I don’t think we can separate this conversation about the truth outing from Federal Reserve policy, although, yes, I agree with you. There has always been this dynamic throughout history where a market dynamic can enable a company that should have failed to save itself.
Luigi: I understand, you hate power. You want to blame power for everything.
Bethany: No, no, no. But, look, the last decade and a half of almost free money has left a lot of distortions out there.
Luigi: I agree. But the biggest distortion is probably this belief that prices will always go up. In that sense, it is the legacy of this period, and that’s hard to defeat. I don’t think that can be overturned quickly by a change in interest rates because now, interest rates are well above zero, so it will take a while for this to have an impact.
Bethany: Among investors, people do try to think about market dynamics separate from a company’s fundamentals. In the old world of investing, the view I tried to lay out that the truth will out, that’s one way of thinking about it. But then, there are these market dynamics that change over time, whether it’s the role of index funds and ETFs in passive investing, in creating these self-fulfilling prophecies for a while . . . In momentum investing, when stocks go up, they keep going up. Investors have to think about market dynamics as separate from a company’s fundamentals because each one can be really meaningful.
Luigi: Yeah.

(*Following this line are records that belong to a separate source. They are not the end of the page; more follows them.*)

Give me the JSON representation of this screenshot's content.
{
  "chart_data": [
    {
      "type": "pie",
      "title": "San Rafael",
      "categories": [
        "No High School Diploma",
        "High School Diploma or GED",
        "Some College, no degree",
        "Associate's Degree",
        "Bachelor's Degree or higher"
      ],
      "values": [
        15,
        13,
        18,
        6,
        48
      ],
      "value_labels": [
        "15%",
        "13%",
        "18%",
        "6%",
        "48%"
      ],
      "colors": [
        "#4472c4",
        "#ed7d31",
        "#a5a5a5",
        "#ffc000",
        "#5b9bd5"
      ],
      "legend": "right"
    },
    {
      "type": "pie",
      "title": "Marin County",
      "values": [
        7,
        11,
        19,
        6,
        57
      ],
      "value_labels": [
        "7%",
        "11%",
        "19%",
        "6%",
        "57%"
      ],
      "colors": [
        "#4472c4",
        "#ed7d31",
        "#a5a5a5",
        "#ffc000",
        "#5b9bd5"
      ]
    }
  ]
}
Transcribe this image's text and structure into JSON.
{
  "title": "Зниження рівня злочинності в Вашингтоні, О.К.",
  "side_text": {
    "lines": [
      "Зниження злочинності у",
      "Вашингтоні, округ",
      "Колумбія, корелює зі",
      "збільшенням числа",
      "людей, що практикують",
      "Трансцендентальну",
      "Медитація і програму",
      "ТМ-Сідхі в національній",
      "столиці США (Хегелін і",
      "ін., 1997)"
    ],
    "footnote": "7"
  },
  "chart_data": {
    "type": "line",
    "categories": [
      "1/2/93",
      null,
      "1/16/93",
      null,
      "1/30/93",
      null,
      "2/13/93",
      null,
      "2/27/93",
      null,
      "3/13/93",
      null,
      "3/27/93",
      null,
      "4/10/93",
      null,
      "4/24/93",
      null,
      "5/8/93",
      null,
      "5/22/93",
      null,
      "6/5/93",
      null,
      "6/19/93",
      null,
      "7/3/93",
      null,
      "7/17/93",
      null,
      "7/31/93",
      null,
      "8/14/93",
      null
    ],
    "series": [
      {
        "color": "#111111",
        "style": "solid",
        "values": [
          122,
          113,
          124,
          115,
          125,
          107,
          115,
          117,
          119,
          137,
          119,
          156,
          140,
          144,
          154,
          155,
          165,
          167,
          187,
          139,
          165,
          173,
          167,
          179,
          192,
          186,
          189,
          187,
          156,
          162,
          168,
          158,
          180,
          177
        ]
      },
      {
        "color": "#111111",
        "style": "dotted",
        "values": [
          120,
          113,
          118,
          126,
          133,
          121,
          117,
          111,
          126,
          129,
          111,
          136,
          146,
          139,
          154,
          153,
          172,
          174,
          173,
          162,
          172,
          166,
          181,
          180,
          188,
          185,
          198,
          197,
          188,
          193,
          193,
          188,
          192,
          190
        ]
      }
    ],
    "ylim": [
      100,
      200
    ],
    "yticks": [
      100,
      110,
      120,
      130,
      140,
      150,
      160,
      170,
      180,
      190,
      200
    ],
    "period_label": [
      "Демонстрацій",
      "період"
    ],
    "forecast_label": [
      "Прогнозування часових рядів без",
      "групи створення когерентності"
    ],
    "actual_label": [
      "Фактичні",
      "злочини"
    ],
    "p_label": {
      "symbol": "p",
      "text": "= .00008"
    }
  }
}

Plus, I think that the business of short selling is a very risky business, and there is the famous saying that the market may be wrong longer than I can be solvent. I think that short sellers do need the news to get to the market relatively quickly if they want to profit from the trade. This friction in the certification of news is a major impediment to effective short selling.
Bethany: I would argue not. Don’t forget, there is another mechanism for dissemination of news, which is a publicly traded company’s quarterly financial reports. And so, yes, one way a short seller might look for a catalyst is by having a journalist write a piece or putting their own piece out there on Seeking Alpha or on Twitter today alleging improprieties.
But another catalyst is a company’s quarterly financial filings, in which they, at some point, have to admit what’s actually going on. And so, there is that other channel for dissemination of news or for the truth to out.
I would argue that might be the one that matters, at the end of the day. In other words, even in the old world, if I had written that piece about Enron, and Enron’s business had actually been great, then nothing would have happened. Enron would still be in existence. My piece would not have created a self-fulfilling prophecy.
The problem was that Enron and its quarterly financial statements eventually had to admit the bad news and that there were all these things going on, and that’s what cratered the stock. That channel of dissemination of information has always existed. I’d argue it’s the more important one for ultimately certifying the truth.
Luigi: I think you have more trust in auditors than I do, because Wirecard and other financial frauds prove that financial accounts can lie for a long time. As long as you find a complacent auditor—and, unfortunately, there are plenty of those—you can go on for a long time.
Bethany: Well, that’s another subject and one we should talk about, which is complacent auditors. I agree with you, by the way. What I’m saying is not an absolute. As we’ve talked about, I don’t think the truth always does out. I think there are lots of exceptions to that argument, but there still is a channel for the truth outing, and there is an argument that it could eventually happen, if a business is fraudulent enough.
The cost is likely minimal to achieve a fairer outcome.